First he had to be sure that there was a time distortion between the 
diamonds, and all he had to do for that was switch it on. It was only a 
blank wall behind the gemstones, so if time was metamorphing, it would 
be difficult to tell, so he walked back out into the kitchen and took 
down a calender with a picture of a running leopard. It was quite apt, 
he thought, as the photographer had caught a snapshot of time. Time was 
frozen for the leopard. 

He took it down into the basement and sellotaped it to the wall between
the diamonds. If the leopard distorted when he turned everything on, 
then he knew it should work. To turn everything on, all he had to do 
was press the switches on the walls, next to where it was all plugged 
in. He didn't know why he was hesitant, perhaps it was in case nothing 
happened, or perhaps it was the fame of having invented a time machine. 
He proceeded to press the switches, but stopped at the last. 

He took a deep breath, and pressed it. With avid curiosity, he stood
watching the leopard between the diamonds. The electricity flowed 
through the equipment on both tables, generating a low humming sound 
which seemed to grow louder as the power flowed through. It reached the 
diamonds, and they glowed bright red, proof of the fact that it was 
converting to alpha radiation. The leopard looked no different, there 
didn't seem to be any interaction between each diamond, but the droning 
sound grew to be deafening, and the gems grew brighter, glowing like 
scarlet stars. 

It was then that he saw that the leopard was becoming blurred, but it
looked like it was running.

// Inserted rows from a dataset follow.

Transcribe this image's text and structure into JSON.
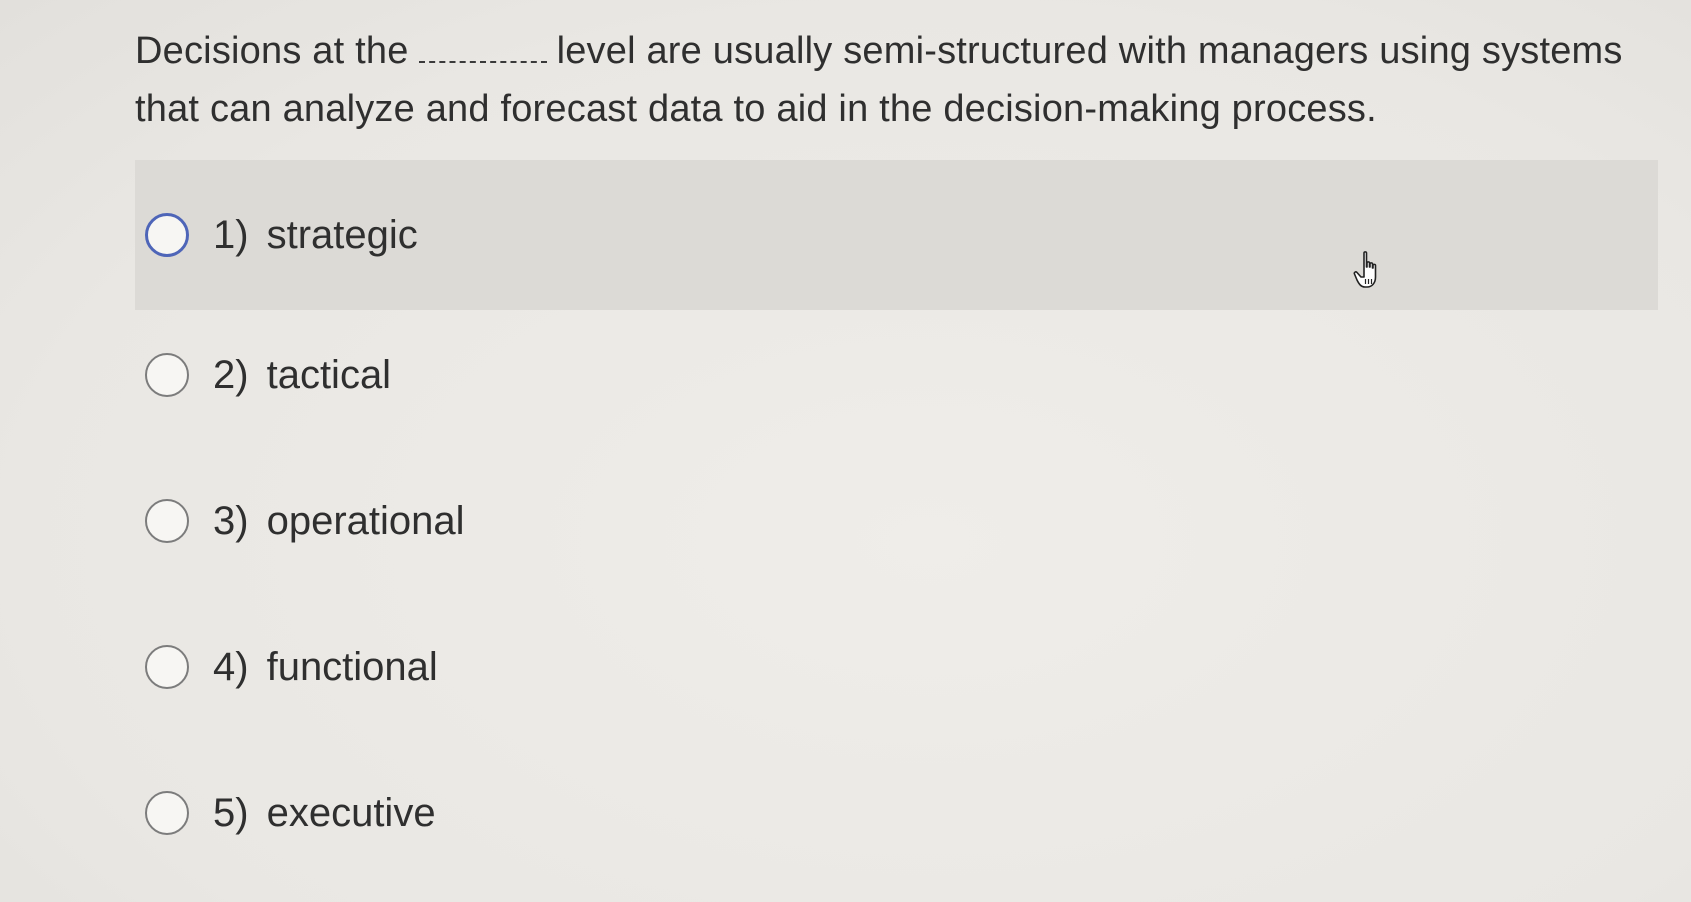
{
  "question": {
    "part1": "Decisions at the",
    "part2": "level are usually semi-structured with managers using systems that can analyze and forecast data to aid in the decision-making process."
  },
  "options": [
    {
      "number": "1)",
      "label": "strategic"
    },
    {
      "number": "2)",
      "label": "tactical"
    },
    {
      "number": "3)",
      "label": "operational"
    },
    {
      "number": "4)",
      "label": "functional"
    },
    {
      "number": "5)",
      "label": "executive"
    }
  ],
  "hovered_option_index": 0,
  "colors": {
    "hover_background": "#dcdad6",
    "radio_hover_border": "#4e65b8",
    "radio_border": "#7c7c7c"
  },
  "icons": {
    "cursor": "hand-pointer-icon"
  }
}
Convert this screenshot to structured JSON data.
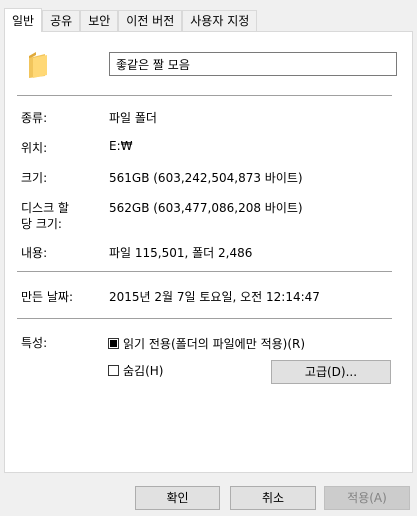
{
  "tabs": [
    "일반",
    "공유",
    "보안",
    "이전 버전",
    "사용자 지정"
  ],
  "folder_name": "좋같은 짤 모음",
  "general": {
    "type": {
      "label": "종류:",
      "value": "파일 폴더"
    },
    "location": {
      "label": "위치:",
      "value": "E:₩"
    },
    "size": {
      "label": "크기:",
      "value": "561GB (603,242,504,873 바이트)"
    },
    "size_on_disk": {
      "label_line1": "디스크 할",
      "label_line2": "당 크기:",
      "value": "562GB (603,477,086,208 바이트)"
    },
    "contains": {
      "label": "내용:",
      "value": "파일 115,501, 폴더 2,486"
    },
    "created": {
      "label": "만든 날짜:",
      "value": "2015년 2월 7일 토요일, 오전 12:14:47"
    },
    "attributes": {
      "label": "특성:",
      "readonly_label": "읽기 전용(폴더의 파일에만 적용)(R)",
      "hidden_label": "숨김(H)",
      "advanced_button": "고급(D)..."
    }
  },
  "buttons": {
    "ok": "확인",
    "cancel": "취소",
    "apply": "적용(A)"
  }
}
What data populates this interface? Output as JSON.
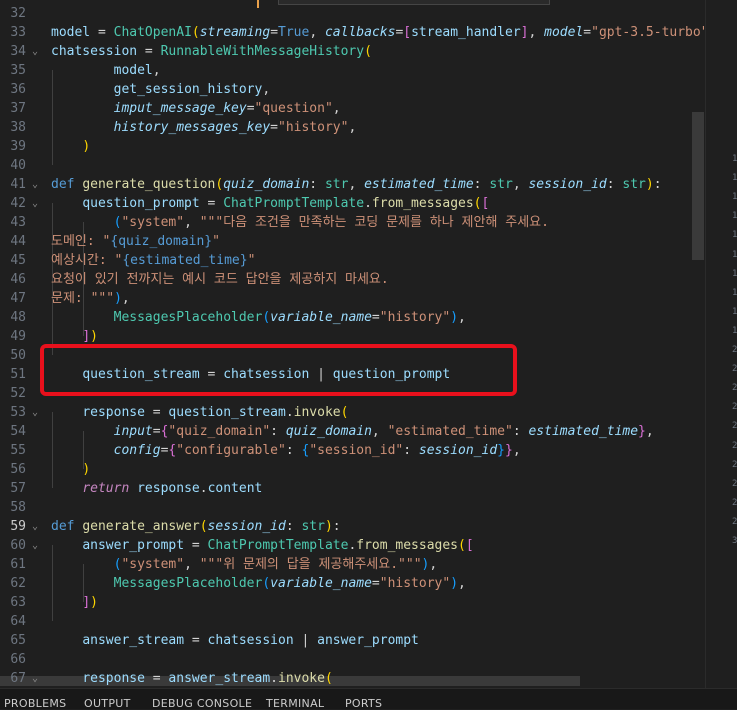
{
  "editor": {
    "lines": [
      {
        "num": "32",
        "code": []
      },
      {
        "num": "33",
        "code": [
          [
            "var",
            "model"
          ],
          [
            "op",
            " = "
          ],
          [
            "cls",
            "ChatOpenAI"
          ],
          [
            "br1",
            "("
          ],
          [
            "param",
            "streaming"
          ],
          [
            "op",
            "="
          ],
          [
            "kw",
            "True"
          ],
          [
            "pn",
            ", "
          ],
          [
            "param",
            "callbacks"
          ],
          [
            "op",
            "="
          ],
          [
            "br2",
            "["
          ],
          [
            "var",
            "stream_handler"
          ],
          [
            "br2",
            "]"
          ],
          [
            "pn",
            ", "
          ],
          [
            "param",
            "model"
          ],
          [
            "op",
            "="
          ],
          [
            "str",
            "\"gpt-3.5-turbo\""
          ],
          [
            "br1",
            ")"
          ]
        ]
      },
      {
        "num": "34",
        "code": [
          [
            "var",
            "chatsession"
          ],
          [
            "op",
            " = "
          ],
          [
            "cls",
            "RunnableWithMessageHistory"
          ],
          [
            "br1",
            "("
          ]
        ]
      },
      {
        "num": "35",
        "code": [
          [
            "pn",
            "        "
          ],
          [
            "var",
            "model"
          ],
          [
            "pn",
            ","
          ]
        ]
      },
      {
        "num": "36",
        "code": [
          [
            "pn",
            "        "
          ],
          [
            "var",
            "get_session_history"
          ],
          [
            "pn",
            ","
          ]
        ]
      },
      {
        "num": "37",
        "code": [
          [
            "pn",
            "        "
          ],
          [
            "param",
            "imput_message_key"
          ],
          [
            "op",
            "="
          ],
          [
            "str",
            "\"question\""
          ],
          [
            "pn",
            ","
          ]
        ]
      },
      {
        "num": "38",
        "code": [
          [
            "pn",
            "        "
          ],
          [
            "param",
            "history_messages_key"
          ],
          [
            "op",
            "="
          ],
          [
            "str",
            "\"history\""
          ],
          [
            "pn",
            ","
          ]
        ]
      },
      {
        "num": "39",
        "code": [
          [
            "pn",
            "    "
          ],
          [
            "br1",
            ")"
          ]
        ]
      },
      {
        "num": "40",
        "code": []
      },
      {
        "num": "41",
        "code": [
          [
            "kw",
            "def "
          ],
          [
            "fn",
            "generate_question"
          ],
          [
            "br1",
            "("
          ],
          [
            "param",
            "quiz_domain"
          ],
          [
            "pn",
            ": "
          ],
          [
            "cls",
            "str"
          ],
          [
            "pn",
            ", "
          ],
          [
            "param",
            "estimated_time"
          ],
          [
            "pn",
            ": "
          ],
          [
            "cls",
            "str"
          ],
          [
            "pn",
            ", "
          ],
          [
            "param",
            "session_id"
          ],
          [
            "pn",
            ": "
          ],
          [
            "cls",
            "str"
          ],
          [
            "br1",
            ")"
          ],
          [
            "pn",
            ":"
          ]
        ]
      },
      {
        "num": "42",
        "code": [
          [
            "pn",
            "    "
          ],
          [
            "var",
            "question_prompt"
          ],
          [
            "op",
            " = "
          ],
          [
            "cls",
            "ChatPromptTemplate"
          ],
          [
            "pn",
            "."
          ],
          [
            "fn",
            "from_messages"
          ],
          [
            "br1",
            "("
          ],
          [
            "br2",
            "["
          ]
        ]
      },
      {
        "num": "43",
        "code": [
          [
            "pn",
            "        "
          ],
          [
            "br3",
            "("
          ],
          [
            "str",
            "\"system\""
          ],
          [
            "pn",
            ", "
          ],
          [
            "str",
            "\"\"\"다음 조건을 만족하는 코딩 문제를 하나 제안해 주세요."
          ]
        ]
      },
      {
        "num": "44",
        "code": [
          [
            "str",
            "도메인: \""
          ],
          [
            "kw",
            "{quiz_domain}"
          ],
          [
            "str",
            "\""
          ]
        ]
      },
      {
        "num": "45",
        "code": [
          [
            "str",
            "예상시간: \""
          ],
          [
            "kw",
            "{estimated_time}"
          ],
          [
            "str",
            "\""
          ]
        ]
      },
      {
        "num": "46",
        "code": [
          [
            "str",
            "요청이 있기 전까지는 예시 코드 답안을 제공하지 마세요."
          ]
        ]
      },
      {
        "num": "47",
        "code": [
          [
            "str",
            "문제: \"\"\""
          ],
          [
            "br3",
            ")"
          ],
          [
            "pn",
            ","
          ]
        ]
      },
      {
        "num": "48",
        "code": [
          [
            "pn",
            "        "
          ],
          [
            "cls",
            "MessagesPlaceholder"
          ],
          [
            "br3",
            "("
          ],
          [
            "param",
            "variable_name"
          ],
          [
            "op",
            "="
          ],
          [
            "str",
            "\"history\""
          ],
          [
            "br3",
            ")"
          ],
          [
            "pn",
            ","
          ]
        ]
      },
      {
        "num": "49",
        "code": [
          [
            "pn",
            "    "
          ],
          [
            "br2",
            "]"
          ],
          [
            "br1",
            ")"
          ]
        ]
      },
      {
        "num": "50",
        "code": []
      },
      {
        "num": "51",
        "code": [
          [
            "pn",
            "    "
          ],
          [
            "var",
            "question_stream"
          ],
          [
            "op",
            " = "
          ],
          [
            "var",
            "chatsession"
          ],
          [
            "op",
            " | "
          ],
          [
            "var",
            "question_prompt"
          ]
        ]
      },
      {
        "num": "52",
        "code": []
      },
      {
        "num": "53",
        "code": [
          [
            "pn",
            "    "
          ],
          [
            "var",
            "response"
          ],
          [
            "op",
            " = "
          ],
          [
            "var",
            "question_stream"
          ],
          [
            "pn",
            "."
          ],
          [
            "fn",
            "invoke"
          ],
          [
            "br1",
            "("
          ]
        ]
      },
      {
        "num": "54",
        "code": [
          [
            "pn",
            "        "
          ],
          [
            "param",
            "input"
          ],
          [
            "op",
            "="
          ],
          [
            "br2",
            "{"
          ],
          [
            "str",
            "\"quiz_domain\""
          ],
          [
            "pn",
            ": "
          ],
          [
            "param",
            "quiz_domain"
          ],
          [
            "pn",
            ", "
          ],
          [
            "str",
            "\"estimated_time\""
          ],
          [
            "pn",
            ": "
          ],
          [
            "param",
            "estimated_time"
          ],
          [
            "br2",
            "}"
          ],
          [
            "pn",
            ","
          ]
        ]
      },
      {
        "num": "55",
        "code": [
          [
            "pn",
            "        "
          ],
          [
            "param",
            "config"
          ],
          [
            "op",
            "="
          ],
          [
            "br2",
            "{"
          ],
          [
            "str",
            "\"configurable\""
          ],
          [
            "pn",
            ": "
          ],
          [
            "br3",
            "{"
          ],
          [
            "str",
            "\"session_id\""
          ],
          [
            "pn",
            ": "
          ],
          [
            "param",
            "session_id"
          ],
          [
            "br3",
            "}"
          ],
          [
            "br2",
            "}"
          ],
          [
            "pn",
            ","
          ]
        ]
      },
      {
        "num": "56",
        "code": [
          [
            "pn",
            "    "
          ],
          [
            "br1",
            ")"
          ]
        ]
      },
      {
        "num": "57",
        "code": [
          [
            "pn",
            "    "
          ],
          [
            "ctl",
            "return "
          ],
          [
            "var",
            "response"
          ],
          [
            "pn",
            "."
          ],
          [
            "var",
            "content"
          ]
        ]
      },
      {
        "num": "58",
        "code": []
      },
      {
        "num": "59",
        "code": [
          [
            "kw",
            "def "
          ],
          [
            "fn",
            "generate_answer"
          ],
          [
            "br1",
            "("
          ],
          [
            "param",
            "session_id"
          ],
          [
            "pn",
            ": "
          ],
          [
            "cls",
            "str"
          ],
          [
            "br1",
            ")"
          ],
          [
            "pn",
            ":"
          ]
        ]
      },
      {
        "num": "60",
        "code": [
          [
            "pn",
            "    "
          ],
          [
            "var",
            "answer_prompt"
          ],
          [
            "op",
            " = "
          ],
          [
            "cls",
            "ChatPromptTemplate"
          ],
          [
            "pn",
            "."
          ],
          [
            "fn",
            "from_messages"
          ],
          [
            "br1",
            "("
          ],
          [
            "br2",
            "["
          ]
        ]
      },
      {
        "num": "61",
        "code": [
          [
            "pn",
            "        "
          ],
          [
            "br3",
            "("
          ],
          [
            "str",
            "\"system\""
          ],
          [
            "pn",
            ", "
          ],
          [
            "str",
            "\"\"\"위 문제의 답을 제공해주세요.\"\"\""
          ],
          [
            "br3",
            ")"
          ],
          [
            "pn",
            ","
          ]
        ]
      },
      {
        "num": "62",
        "code": [
          [
            "pn",
            "        "
          ],
          [
            "cls",
            "MessagesPlaceholder"
          ],
          [
            "br3",
            "("
          ],
          [
            "param",
            "variable_name"
          ],
          [
            "op",
            "="
          ],
          [
            "str",
            "\"history\""
          ],
          [
            "br3",
            ")"
          ],
          [
            "pn",
            ","
          ]
        ]
      },
      {
        "num": "63",
        "code": [
          [
            "pn",
            "    "
          ],
          [
            "br2",
            "]"
          ],
          [
            "br1",
            ")"
          ]
        ]
      },
      {
        "num": "64",
        "code": []
      },
      {
        "num": "65",
        "code": [
          [
            "pn",
            "    "
          ],
          [
            "var",
            "answer_stream"
          ],
          [
            "op",
            " = "
          ],
          [
            "var",
            "chatsession"
          ],
          [
            "op",
            " | "
          ],
          [
            "var",
            "answer_prompt"
          ]
        ]
      },
      {
        "num": "66",
        "code": []
      },
      {
        "num": "67",
        "code": [
          [
            "pn",
            "    "
          ],
          [
            "var",
            "response"
          ],
          [
            "op",
            " = "
          ],
          [
            "var",
            "answer_stream"
          ],
          [
            "pn",
            "."
          ],
          [
            "fn",
            "invoke"
          ],
          [
            "br1",
            "("
          ]
        ]
      }
    ],
    "active_line": "59",
    "fold_lines": [
      "34",
      "41",
      "42",
      "53",
      "59",
      "60",
      "67"
    ]
  },
  "minimap": {
    "line_numbers": [
      "1",
      "1",
      "1",
      "1",
      "1",
      "1",
      "1",
      "1",
      "1",
      "1",
      "2",
      "2",
      "2",
      "2",
      "2",
      "2",
      "2",
      "2",
      "2",
      "2",
      "3"
    ]
  },
  "panel": {
    "tabs": [
      "PROBLEMS",
      "OUTPUT",
      "DEBUG CONSOLE",
      "TERMINAL",
      "PORTS"
    ]
  },
  "colors": {
    "highlight_box": "#e8101c",
    "background": "#1f1f1f"
  }
}
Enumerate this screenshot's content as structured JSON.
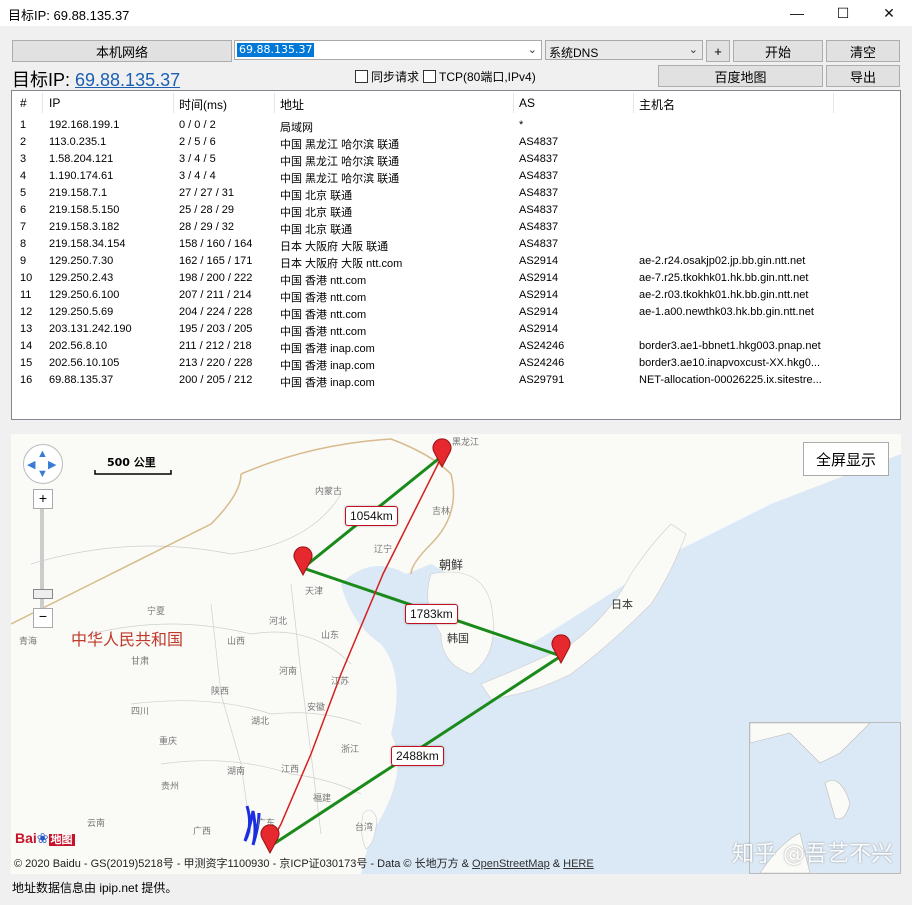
{
  "window": {
    "title": "目标IP: 69.88.135.37",
    "minimize": "—",
    "maximize": "☐",
    "close": "✕"
  },
  "toolbar": {
    "local_network_label": "本机网络",
    "ip_input_value": "69.88.135.37",
    "dns_select_value": "系统DNS",
    "add_label": "+",
    "start_label": "开始",
    "clear_label": "清空",
    "target_prefix": "目标IP: ",
    "target_ip": "69.88.135.37",
    "sync_request_label": "同步请求",
    "tcp_label": "TCP(80端口,IPv4)",
    "baidu_map_label": "百度地图",
    "export_label": "导出"
  },
  "table": {
    "headers": [
      "#",
      "IP",
      "时间(ms)",
      "地址",
      "AS",
      "主机名"
    ],
    "rows": [
      [
        "1",
        "192.168.199.1",
        "0 / 0 / 2",
        "局域网",
        "*",
        ""
      ],
      [
        "2",
        "113.0.235.1",
        "2 / 5 / 6",
        "中国 黑龙江 哈尔滨 联通",
        "AS4837",
        ""
      ],
      [
        "3",
        "1.58.204.121",
        "3 / 4 / 5",
        "中国 黑龙江 哈尔滨 联通",
        "AS4837",
        ""
      ],
      [
        "4",
        "1.190.174.61",
        "3 / 4 / 4",
        "中国 黑龙江 哈尔滨 联通",
        "AS4837",
        ""
      ],
      [
        "5",
        "219.158.7.1",
        "27 / 27 / 31",
        "中国 北京 联通",
        "AS4837",
        ""
      ],
      [
        "6",
        "219.158.5.150",
        "25 / 28 / 29",
        "中国 北京 联通",
        "AS4837",
        ""
      ],
      [
        "7",
        "219.158.3.182",
        "28 / 29 / 32",
        "中国 北京 联通",
        "AS4837",
        ""
      ],
      [
        "8",
        "219.158.34.154",
        "158 / 160 / 164",
        "日本 大阪府 大阪 联通",
        "AS4837",
        ""
      ],
      [
        "9",
        "129.250.7.30",
        "162 / 165 / 171",
        "日本 大阪府 大阪 ntt.com",
        "AS2914",
        "ae-2.r24.osakjp02.jp.bb.gin.ntt.net"
      ],
      [
        "10",
        "129.250.2.43",
        "198 / 200 / 222",
        "中国 香港 ntt.com",
        "AS2914",
        "ae-7.r25.tkokhk01.hk.bb.gin.ntt.net"
      ],
      [
        "11",
        "129.250.6.100",
        "207 / 211 / 214",
        "中国 香港 ntt.com",
        "AS2914",
        "ae-2.r03.tkokhk01.hk.bb.gin.ntt.net"
      ],
      [
        "12",
        "129.250.5.69",
        "204 / 224 / 228",
        "中国 香港 ntt.com",
        "AS2914",
        "ae-1.a00.newthk03.hk.bb.gin.ntt.net"
      ],
      [
        "13",
        "203.131.242.190",
        "195 / 203 / 205",
        "中国 香港 ntt.com",
        "AS2914",
        ""
      ],
      [
        "14",
        "202.56.8.10",
        "211 / 212 / 218",
        "中国 香港 inap.com",
        "AS24246",
        "border3.ae1-bbnet1.hkg003.pnap.net"
      ],
      [
        "15",
        "202.56.10.105",
        "213 / 220 / 228",
        "中国 香港 inap.com",
        "AS24246",
        "border3.ae10.inapvoxcust-XX.hkg0..."
      ],
      [
        "16",
        "69.88.135.37",
        "200 / 205 / 212",
        "中国 香港 inap.com",
        "AS29791",
        "NET-allocation-00026225.ix.sitestre..."
      ]
    ]
  },
  "map": {
    "scale_label": "500 公里",
    "fullscreen_label": "全屏显示",
    "distances": [
      "1054km",
      "1783km",
      "2488km"
    ],
    "region_labels": [
      "黑龙江",
      "内蒙古",
      "吉林",
      "辽宁",
      "天津",
      "朝鲜",
      "日本",
      "韩国",
      "中华人民共和国",
      "青海",
      "甘肃",
      "宁夏",
      "山西",
      "河北",
      "山东",
      "河南",
      "江苏",
      "安徽",
      "陕西",
      "四川",
      "湖北",
      "重庆",
      "浙江",
      "湖南",
      "江西",
      "贵州",
      "福建",
      "台湾",
      "云南",
      "广西",
      "广东"
    ],
    "copyright_text": "© 2020 Baidu - GS(2019)5218号 - 甲测资字1100930 - 京ICP证030173号 - Data © 长地万方 & ",
    "osm_link": "OpenStreetMap",
    "amp": " & ",
    "here_link": "HERE",
    "logo_text": "Bai",
    "logo_suffix": "地图",
    "watermark": "知乎 @吾艺不兴",
    "colors": {
      "route_green": "#1a8a1a",
      "route_red": "#d42020",
      "marker_red": "#e5292e"
    }
  },
  "status_text": "地址数据信息由 ipip.net 提供。"
}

Time was indeed becoming distorted, and 
before his mind went blank, he was aware that his feet were no longer 
touching the floor. 

He woke up where he previously had been sitting, in his armchair in the
living room, staring at the candle-flame with no memory at all of what 
had happened. He couldn't have any memory of it as it hadn't happened 
yet. He had indeed managed to invent the time machine, and it had sent 
him back ten minutes. The thing was, as all things that had happened in 
the past, have indeed happened, he had no freewill. This meant that he 
had exactly the same thoughts, and performed the same actions as he did 
previously. He still contemplated his time machine, wondering whether 
or not it would work, and would continue this cycle forever, inventing 
two things at the same time. The time machine and immortality.